Sunday, 13 April 2014

The WE LOVE XP . . . KEEP WINDOWS XP UNDEAD and the famous Professor George Aberchip Flightman.

Today was sunny very sunny and I have been out hunting Zombies, I need to recruit them for the campaign to save Windows XP, a campaign that so far has attracted a huge amount of interest. When I say a huge amount of interest, I am exaggerating a bit, OK a lot; it is in fact a huge lie. It has attracted no interest what so ever.  But I am not down hearted this is what happened to Professor  George Aberchip Flightman, He was never downhearted and fought on for years to ensure that his battle against the powers that be would be heard, and now he is a house hold name.
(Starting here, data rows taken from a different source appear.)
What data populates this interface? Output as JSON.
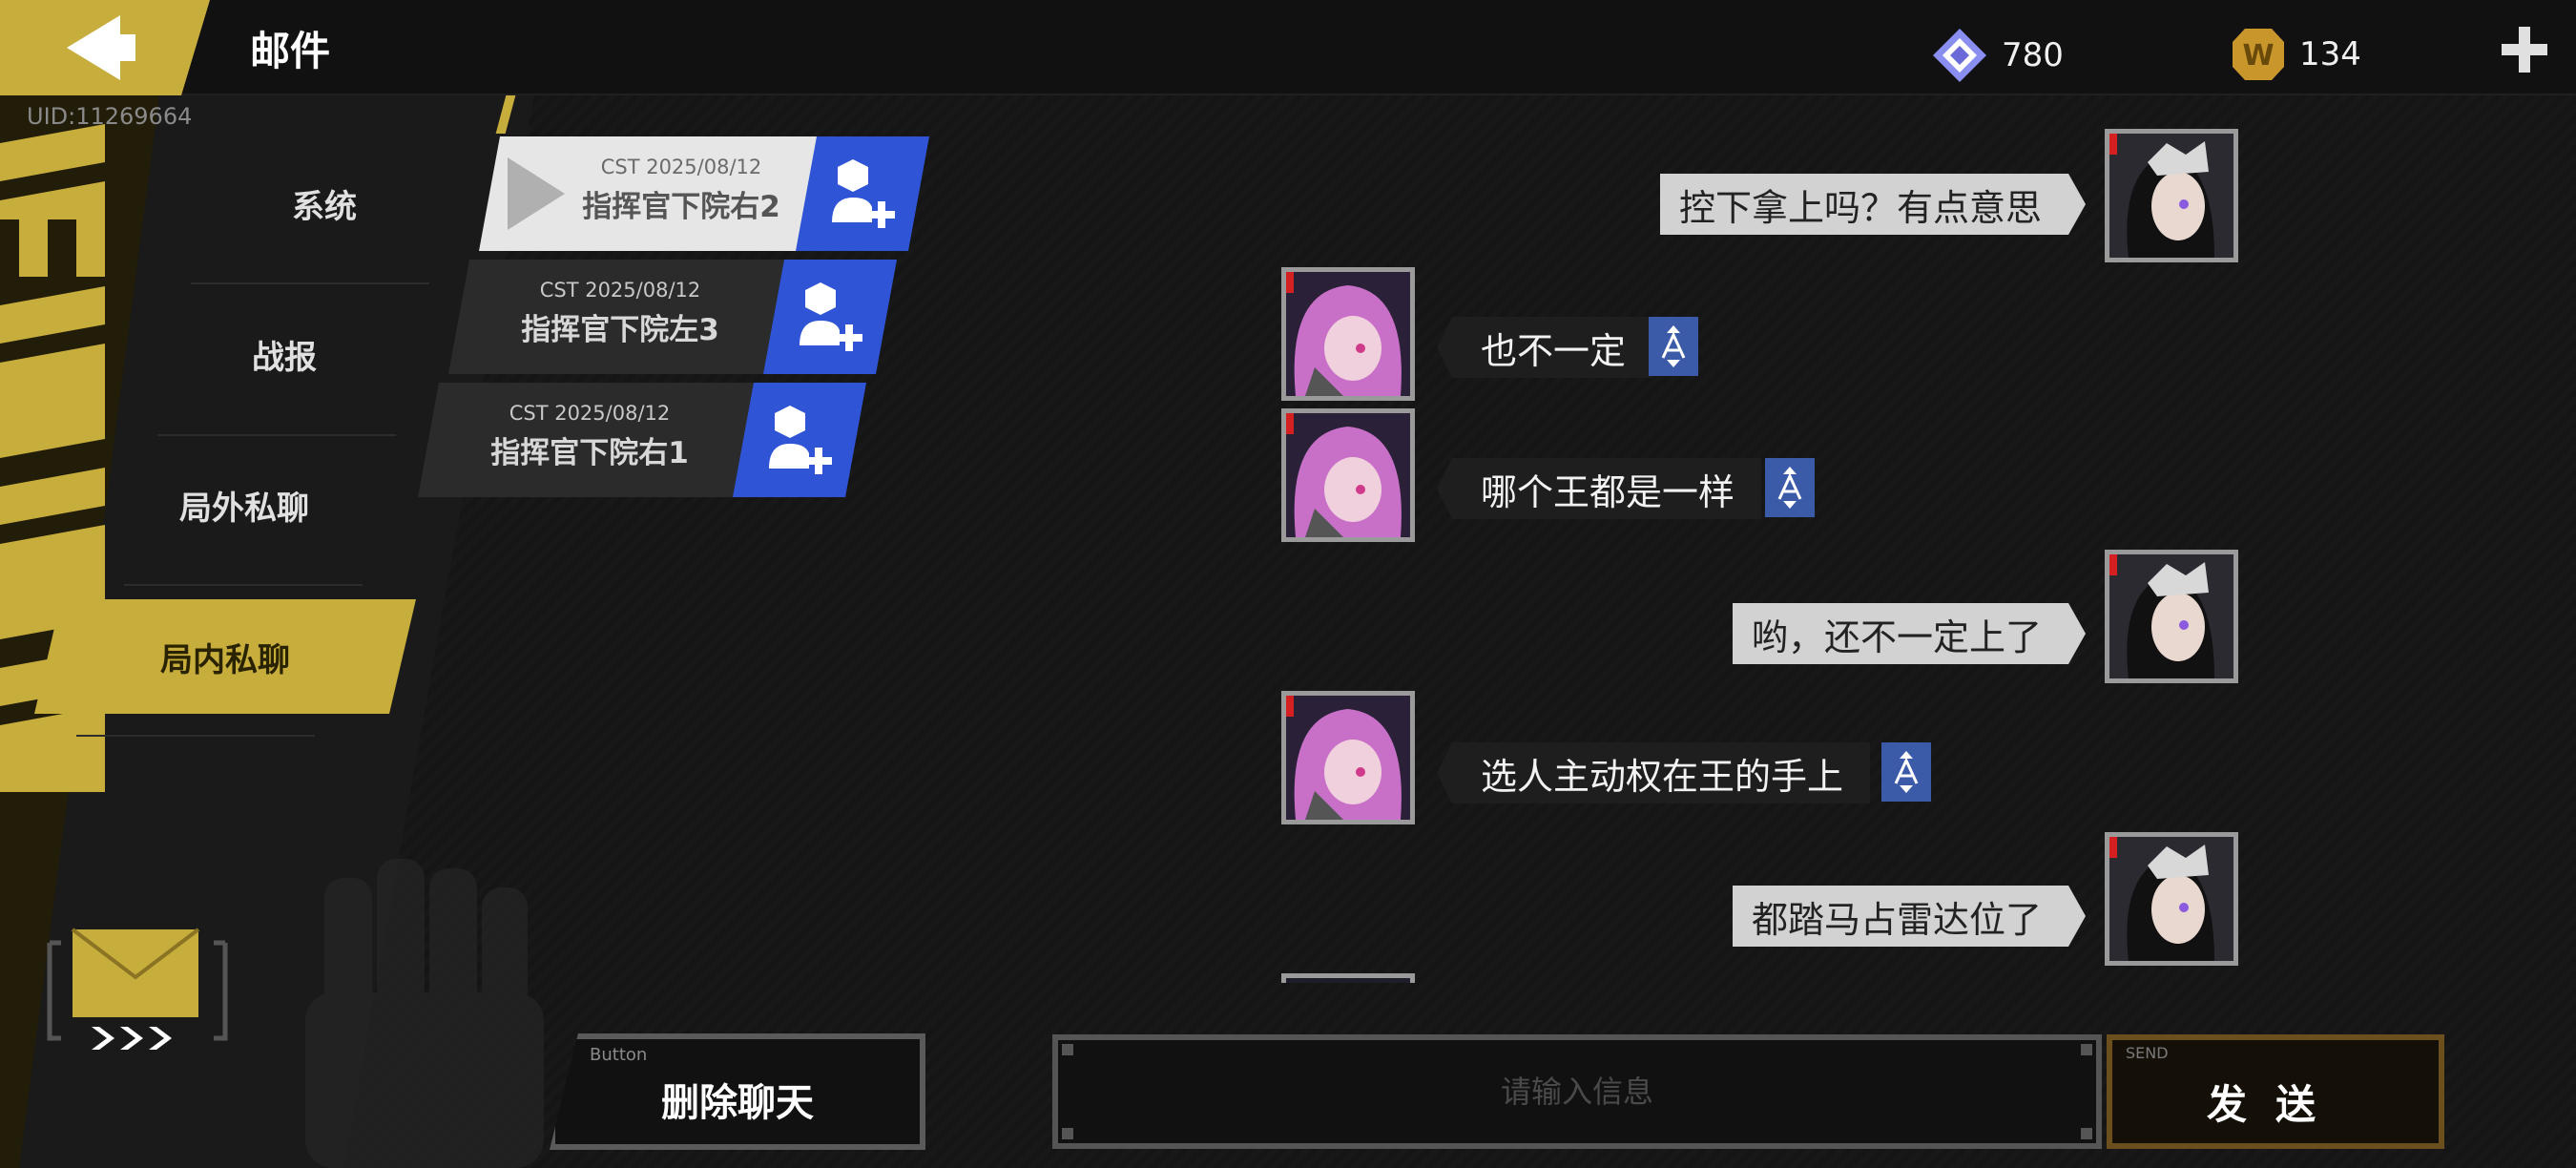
{
  "header": {
    "title": "邮件",
    "uid": "UID:11269664",
    "currencies": [
      {
        "icon": "diamond-gem-icon",
        "value": "780"
      },
      {
        "icon": "gold-w-coin-icon",
        "value": "134"
      }
    ]
  },
  "sidebar": {
    "items": [
      {
        "label": "系统",
        "active": false
      },
      {
        "label": "战报",
        "active": false
      },
      {
        "label": "局外私聊",
        "active": false
      },
      {
        "label": "局内私聊",
        "active": true
      }
    ]
  },
  "mail_list": [
    {
      "date": "CST 2025/08/12",
      "name": "指挥官下院右2",
      "selected": true
    },
    {
      "date": "CST 2025/08/12",
      "name": "指挥官下院左3",
      "selected": false
    },
    {
      "date": "CST 2025/08/12",
      "name": "指挥官下院右1",
      "selected": false
    }
  ],
  "messages": [
    {
      "side": "right",
      "text": "控下拿上吗？有点意思"
    },
    {
      "side": "left",
      "text": "也不一定"
    },
    {
      "side": "left",
      "text": "哪个王都是一样"
    },
    {
      "side": "right",
      "text": "哟，还不一定上了"
    },
    {
      "side": "left",
      "text": "选人主动权在王的手上"
    },
    {
      "side": "right",
      "text": "都踏马占雷达位了"
    }
  ],
  "bottom": {
    "delete_tag": "Button",
    "delete_label": "删除聊天",
    "input_placeholder": "请输入信息",
    "send_tag": "SEND",
    "send_label": "发送"
  },
  "colors": {
    "accent_gold": "#c7ad3c",
    "friend_blue": "#2f55d6",
    "translate_blue": "#3b5aa8",
    "background": "#121212"
  }
}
He will for ever be remembered as the man who beat the system and proved that even in the face of the massed forces of government and the grinding wheels of bureaucracy and international corporate finance, being stubborn and determined will win out in the end.  I will become the George Aberchip Flightman of the future and will be able to pass his memorial and give him a nod and a wink in a knowing way.

Anyway the WE LOVE XP . . .  Keep Windows XP Undead campaign needs some street cred and one way of doing this is to get the Undead on side. Who could not sit up and notice as a happy smiling group of Zombies and Vampires shuffle down your High Street with placards  saying things Like . . . .  Save Our XP  . . . or . . . . .  XP has Good Bites . . .  or even . . . .  Give Us Your Brain, it can Help…….. or the classic The Microsoft Brains make good soup . . . . 
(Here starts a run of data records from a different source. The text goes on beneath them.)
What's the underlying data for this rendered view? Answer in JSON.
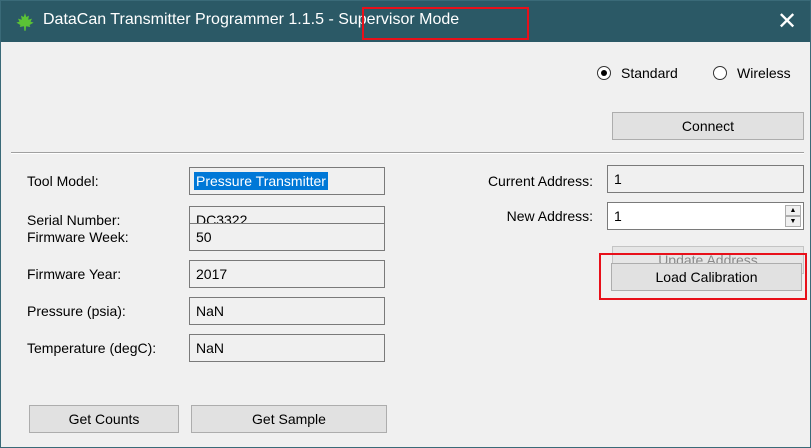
{
  "window": {
    "title_main": "DataCan Transmitter Programmer 1.1.5 ",
    "title_mode": "- Supervisor Mode",
    "close_glyph": "✕",
    "titlebar_color": "#2b5966"
  },
  "mode": {
    "standard_label": "Standard",
    "wireless_label": "Wireless",
    "selected": "Standard"
  },
  "connect_label": "Connect",
  "fields": {
    "tool_model_label": "Tool Model:",
    "tool_model_value": "Pressure Transmitter",
    "serial_label": "Serial Number:",
    "serial_value": "DC3322",
    "fw_week_label": "Firmware Week:",
    "fw_week_value": "50",
    "fw_year_label": "Firmware Year:",
    "fw_year_value": "2017",
    "pressure_label": "Pressure (psia):",
    "pressure_value": "NaN",
    "temp_label": "Temperature (degC):",
    "temp_value": "NaN"
  },
  "address": {
    "current_label": "Current Address:",
    "current_value": "1",
    "new_label": "New Address:",
    "new_value": "1",
    "update_label": "Update Address",
    "load_calibration_label": "Load Calibration"
  },
  "buttons": {
    "get_counts": "Get Counts",
    "get_sample": "Get Sample"
  },
  "icons": {
    "app": "maple-leaf-icon",
    "close": "close-icon"
  },
  "colors": {
    "highlight": "#e8101a",
    "selection": "#0078d7"
  }
}
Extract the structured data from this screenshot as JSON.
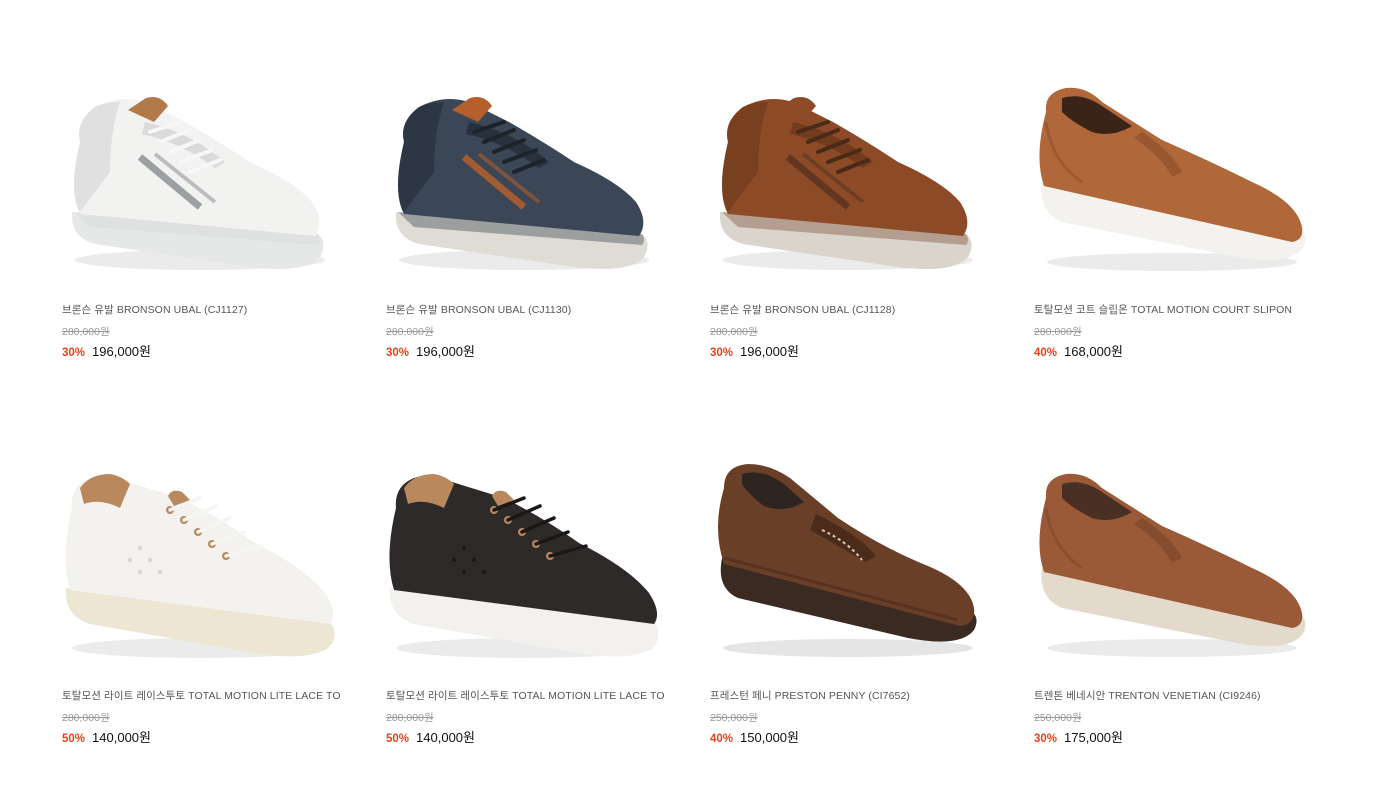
{
  "products": [
    {
      "name": "브론슨 유발 BRONSON UBAL (CJ1127)",
      "original_price": "280,000원",
      "discount": "30%",
      "price": "196,000원",
      "image": "white-leather-sneaker",
      "colors": {
        "upper": "#f2f2f1",
        "shade": "#d2d3d3",
        "sole": "#e6e7e7",
        "accent": "#8e9296",
        "tab": "#b27a48",
        "lace": "#f7f7f7"
      }
    },
    {
      "name": "브론슨 유발 BRONSON UBAL (CJ1130)",
      "original_price": "280,000원",
      "discount": "30%",
      "price": "196,000원",
      "image": "navy-leather-sneaker",
      "colors": {
        "upper": "#3b4656",
        "shade": "#242d39",
        "sole": "#dedcd4",
        "accent": "#b5602b",
        "tab": "#b5602b",
        "lace": "#1d232b"
      }
    },
    {
      "name": "브론슨 유발 BRONSON UBAL (CJ1128)",
      "original_price": "280,000원",
      "discount": "30%",
      "price": "196,000원",
      "image": "brown-leather-sneaker",
      "colors": {
        "upper": "#8c4b26",
        "shade": "#6c381c",
        "sole": "#d9d4cc",
        "accent": "#5a3422",
        "tab": "#8c4b26",
        "lace": "#4a2a18"
      }
    },
    {
      "name": "토탈모션 코트 슬립온 TOTAL MOTION COURT SLIPON",
      "original_price": "280,000원",
      "discount": "40%",
      "price": "168,000원",
      "image": "tan-slip-on",
      "colors": {
        "upper": "#b0673a",
        "shade": "#8a4c28",
        "sole": "#f4f2ee",
        "accent": "#3a2418",
        "tab": "#b0673a",
        "lace": "#b0673a"
      }
    },
    {
      "name": "토탈모션 라이트 레이스투토 TOTAL MOTION LITE LACE TO",
      "original_price": "280,000원",
      "discount": "50%",
      "price": "140,000원",
      "image": "white-lace-to-toe",
      "colors": {
        "upper": "#f3f2ef",
        "shade": "#d8d6d1",
        "sole": "#ece6d3",
        "accent": "#b9885c",
        "tab": "#b9885c",
        "lace": "#f5f5f3"
      }
    },
    {
      "name": "토탈모션 라이트 레이스투토 TOTAL MOTION LITE LACE TO",
      "original_price": "280,000원",
      "discount": "50%",
      "price": "140,000원",
      "image": "black-lace-to-toe",
      "colors": {
        "upper": "#2e2a29",
        "shade": "#1b1918",
        "sole": "#f2f1ee",
        "accent": "#b9885c",
        "tab": "#b9885c",
        "lace": "#1a1817"
      }
    },
    {
      "name": "프레스턴 페니 PRESTON PENNY (CI7652)",
      "original_price": "250,000원",
      "discount": "40%",
      "price": "150,000원",
      "image": "brown-penny-loafer",
      "colors": {
        "upper": "#6a3f28",
        "shade": "#4b2b1a",
        "sole": "#3a2a22",
        "accent": "#2f2520",
        "tab": "#6a3f28",
        "lace": "#6a3f28"
      }
    },
    {
      "name": "트렌톤 베네시안 TRENTON VENETIAN (CI9246)",
      "original_price": "250,000원",
      "discount": "30%",
      "price": "175,000원",
      "image": "brown-venetian-loafer",
      "colors": {
        "upper": "#9a5a38",
        "shade": "#7a4228",
        "sole": "#e4dacb",
        "accent": "#4a3024",
        "tab": "#9a5a38",
        "lace": "#9a5a38"
      }
    }
  ]
}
However after two years of battles with the undead with pointy sticks and the like I am finding it hard to convince them that I come in peace. I tried to show one of the clever ones why Windows XP has merit but he got lost at the point I plugged my PC into the extension lead in the garden. Zombies are not allowed in the house. He did cheer up and smile a bit when I showed him a cute cat on YouTube, his little face shouting out DINNER, but he sort of lost the plot again when he found he could not grab the cute cat from out of the screen. Annoyingly I now have Zombie teeth marks in my monitor. 

We did in the end make a deal and they (the Zombies) are willing to help on a one to one basis so for every XP operating system the Zombies help to save, I will give them a cute cat to chew on  a bit. . . . . YES YES I know it’s not what I planned, but cute cats are far less useful than Windows XP. In fact  . . . . . cute cats are less useful than Windows XP. . . . . is a rather catchy and useful slogan, I may use that

Right I expect support on this, just remember Professor  George Aberchip Flightman.

Oooooo yes I have the perfect WE LOVE XP Song  . . . . .Although you do need to substitute the words Bela Lugosi's  with Windows XP is



  1. Oh, I was con fused by the two blog posts having similar titles, thinking, wait, did I miss something, no, this is new art, yes, new words, weLL, may be knot completely new words but rearranged. Okay, I am now headed back to read them, as I kinda just woke up, again, that is a maybe, is this a dream?

    1. I think it could actuaLLy attract negative interest, in that someone like John Cleese would go around asking if they were interested in your idea, then John would threateningly discourage them from being interested in XPs and Xombeeez. Hahahaha I speLLed Zombies with an X, that is hilarious. WeLL, may be not hilarious.

    2. I suddenly got his idea that maybe the zombies may think of you in a Putin sort of way. So you may have to find the zombie equivalent of Obama and have it destroyed. You may have to ask around for Oh-bah-mah. Or maybe I am con fusing that with how a mummy might pronounce Obama. Ooo, I also noticed you are up to 114 followers!

    3. Sorry Mr ESB I sort of got all tied up in A to Z posts and have missed your comments. . . . . BAD very BAD.

      But I have found them now only I am off to bed although I plan to eat toast and drink hot chocolate first . . .

      Super cala fragalistic XP ally dough shuss.

    4. I like your XP word. I wiLL try to think of one for you.

  2. If you told me you were passing out cute kitty appetizers for getting behind your movement I would have done so immediately I love Windows XL or PP or whatever. Where's my cat tartar?